Todo el amor del mundo con todas sus sangres y sus virus

Por Christopher Rey Pérez

3.

         Mario Santiago Papasquiaro era el nom de plume de José Alfredo Zendejas Pineda. Un geógrafo sabrá que Santiago Papasquiaro es una ciudad de una población de 26,000 en Durango, México. Está ubicada en las laderas orientales de la Sierra Madre Occidental. La ciudad, aunque pequeña, ha sido el lugar de origen de varias figuras notables de la historia de México, principalmente los Revueltas Sánchez que incluían un compositor, un pintor, y una actriz. José Revueltas, escritor y activista político, también formaba parte de la familia.

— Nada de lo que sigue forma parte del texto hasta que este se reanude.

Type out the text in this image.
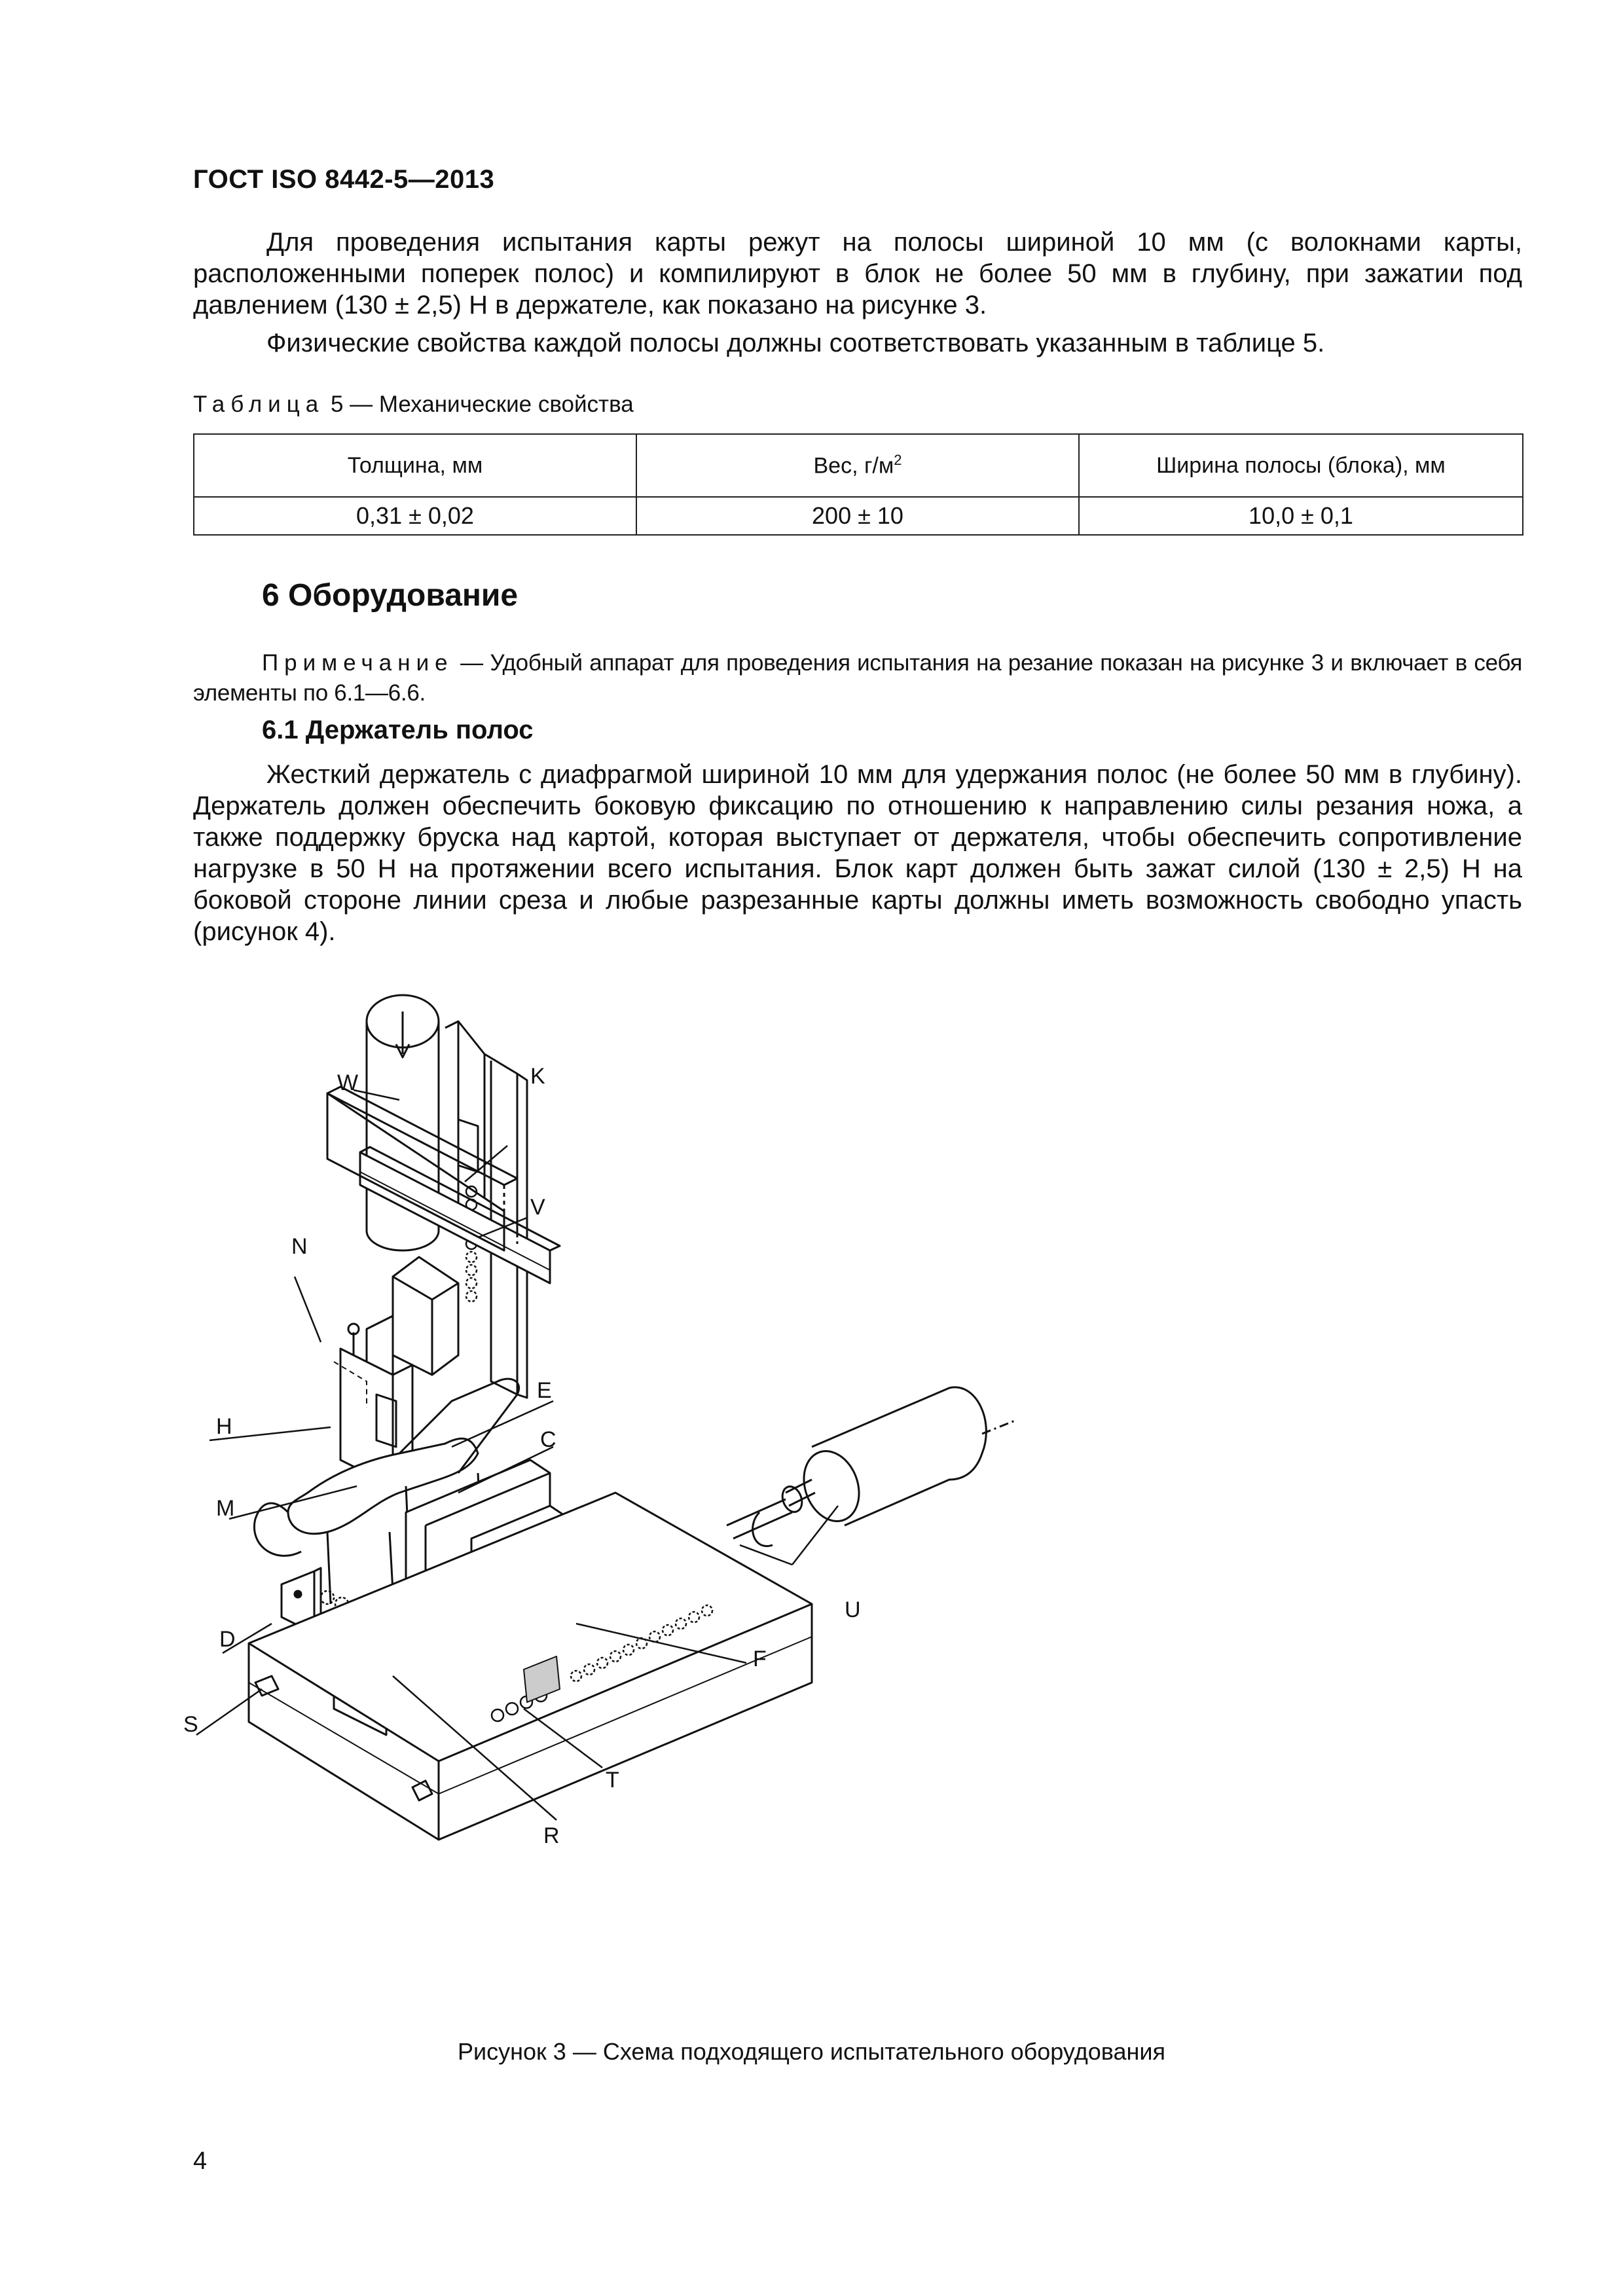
ГОСТ ISO 8442-5—2013

Для проведения испытания карты режут на полосы шириной 10 мм (с волокнами карты, расположенными поперек полос) и компилируют в блок не более 50 мм в глубину, при зажатии под давлением (130 ± 2,5) Н в держателе, как показано на рисунке 3.

Физические свойства каждой полосы должны соответствовать указанным в таблице 5.

Таблица 5 — Механические свойства
Толщина, мм	Вес, $г/м^2$	Ширина полосы (блока), мм
0,31 ± 0,02	200 ± 10	10,0 ± 0,1
6 Оборудование

Примечание — Удобный аппарат для проведения испытания на резание показан на рисунке 3 и включает в себя элементы по 6.1—6.6.

6.1 Держатель полос

Жесткий держатель с диафрагмой шириной 10 мм для удержания полос (не более 50 мм в глубину). Держатель должен обеспечить боковую фиксацию по отношению к направлению силы резания ножа, а также поддержку бруска над картой, которая выступает от держателя, чтобы обеспечить сопротивление нагрузке в 50 Н на протяжении всего испытания. Блок карт должен быть зажат силой (130 ± 2,5) Н на боковой стороне линии среза и любые разрезанные карты должны иметь возможность свободно упасть (рисунок 4).

W	K
V
N
E
H
C
M
D
U
F
S
T
R
Рисунок 3 — Схема подходящего испытательного оборудования
4
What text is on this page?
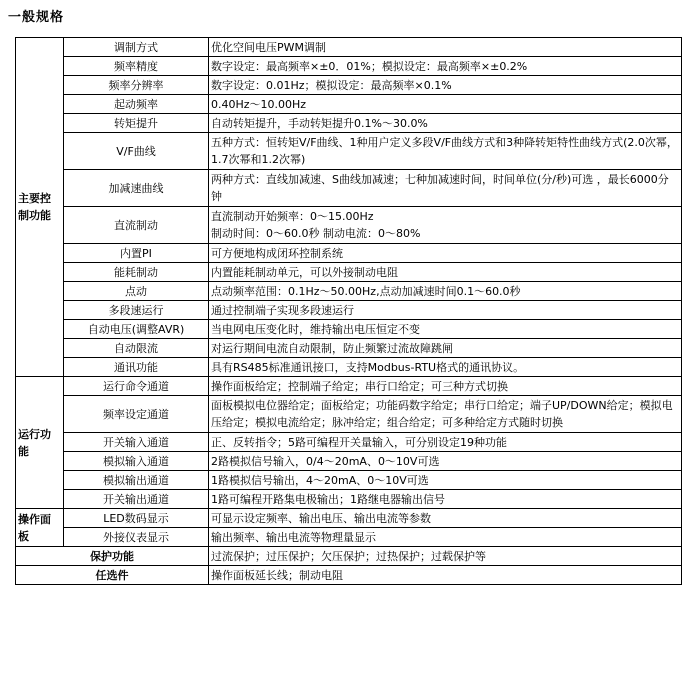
一般规格
主要控
制功能	调制方式	优化空间电压PWM调制
	频率精度	数字设定：最高频率×±0．01%；模拟设定：最高频率×±0.2%
	频率分辨率	数字设定：0.01Hz；模拟设定：最高频率×0.1%
	起动频率	0.40Hz～10.00Hz
	转矩提升	自动转矩提升，手动转矩提升0.1%～30.0%
	V/F曲线	五种方式：恒转矩V/F曲线、1种用户定义多段V/F曲线方式和3种降转矩特性曲线方式(2.0次幂，1.7次幂和1.2次幂)
	加减速曲线	两种方式：直线加减速、S曲线加减速；七种加减速时间，时间单位(分/秒)可选 ，最长6000分钟
	直流制动	直流制动开始频率：0～15.00Hz
制动时间：0～60.0秒 制动电流：0～80%
	内置PI	可方便地构成闭环控制系统
	能耗制动	内置能耗制动单元，可以外接制动电阻
	点动	点动频率范围：0.1Hz～50.00Hz,点动加减速时间0.1～60.0秒
	多段速运行	通过控制端子实现多段速运行
	自动电压(调整AVR)	当电网电压变化时，维持输出电压恒定不变
	自动限流	对运行期间电流自动限制，防止频繁过流故障跳闸
	通讯功能	具有RS485标准通讯接口，支持Modbus-RTU格式的通讯协议。
运行功
能	运行命令通道	操作面板给定；控制端子给定；串行口给定；可三种方式切换
	频率设定通道	面板模拟电位器给定；面板给定；功能码数字给定；串行口给定；端子UP/DOWN给定；模拟电压给定；模拟电流给定；脉冲给定；组合给定；可多种给定方式随时切换
	开关输入通道	正、反转指令；5路可编程开关量输入，可分别设定19种功能
	模拟输入通道	2路模拟信号输入，0/4～20mA、0～10V可选
	模拟输出通道	1路模拟信号输出，4～20mA、0～10V可选
	开关输出通道	1路可编程开路集电极输出；1路继电器输出信号
操作面
板	LED数码显示	可显示设定频率、输出电压、输出电流等参数
	外接仪表显示	输出频率、输出电流等物理量显示
保护功能		过流保护；过压保护；欠压保护；过热保护；过载保护等
任选件		操作面板延长线；制动电阻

Su legado inspiró a Mario Santiago Papasquiaro a tomar como homónimo el lugar de origen de los Revueltas.

Vale la pena hacer la siguiente conexión: José Revueltas, una figura clave de las protestas estudiantiles de Tlatelolco en 1968, pasó dos años encarcelado en el “Palacio Negro de Lecumberri”. Fundado en 1900, el Lecumberri encarceló durante distintos tiempos a casi toda la realeza—para decirlo de una manera—de la rica y turbulenta historia revolucionaria de México, incluso a Pancho Villa. El poeta ruso y comunista Vladimir Mayakovsky mencionó lo siguiente sobre México y la revolución: “un revolucionario mexicano es cualquiera que, con arma en la mano, puede derribar la autoridad reinante—indiferente a lo que sea. Y como, en México, todos han derribado o están derribando o quieren derribar el régimen actual, todos son revolucionarios”. Aunque debemos tomar con cierta reserva la declaración del viajero foráneo que esperaba ver “indios” como los que se imaginaba al leer historietas vaqueras, esta sí evidencia la imagen deformada que tiene México sobre sí mismo y que se compone de un concepto de mestizaje tan nacionalista que solo la visión panóptica de la cárcel de Lecumberri sería capaz de contenerla.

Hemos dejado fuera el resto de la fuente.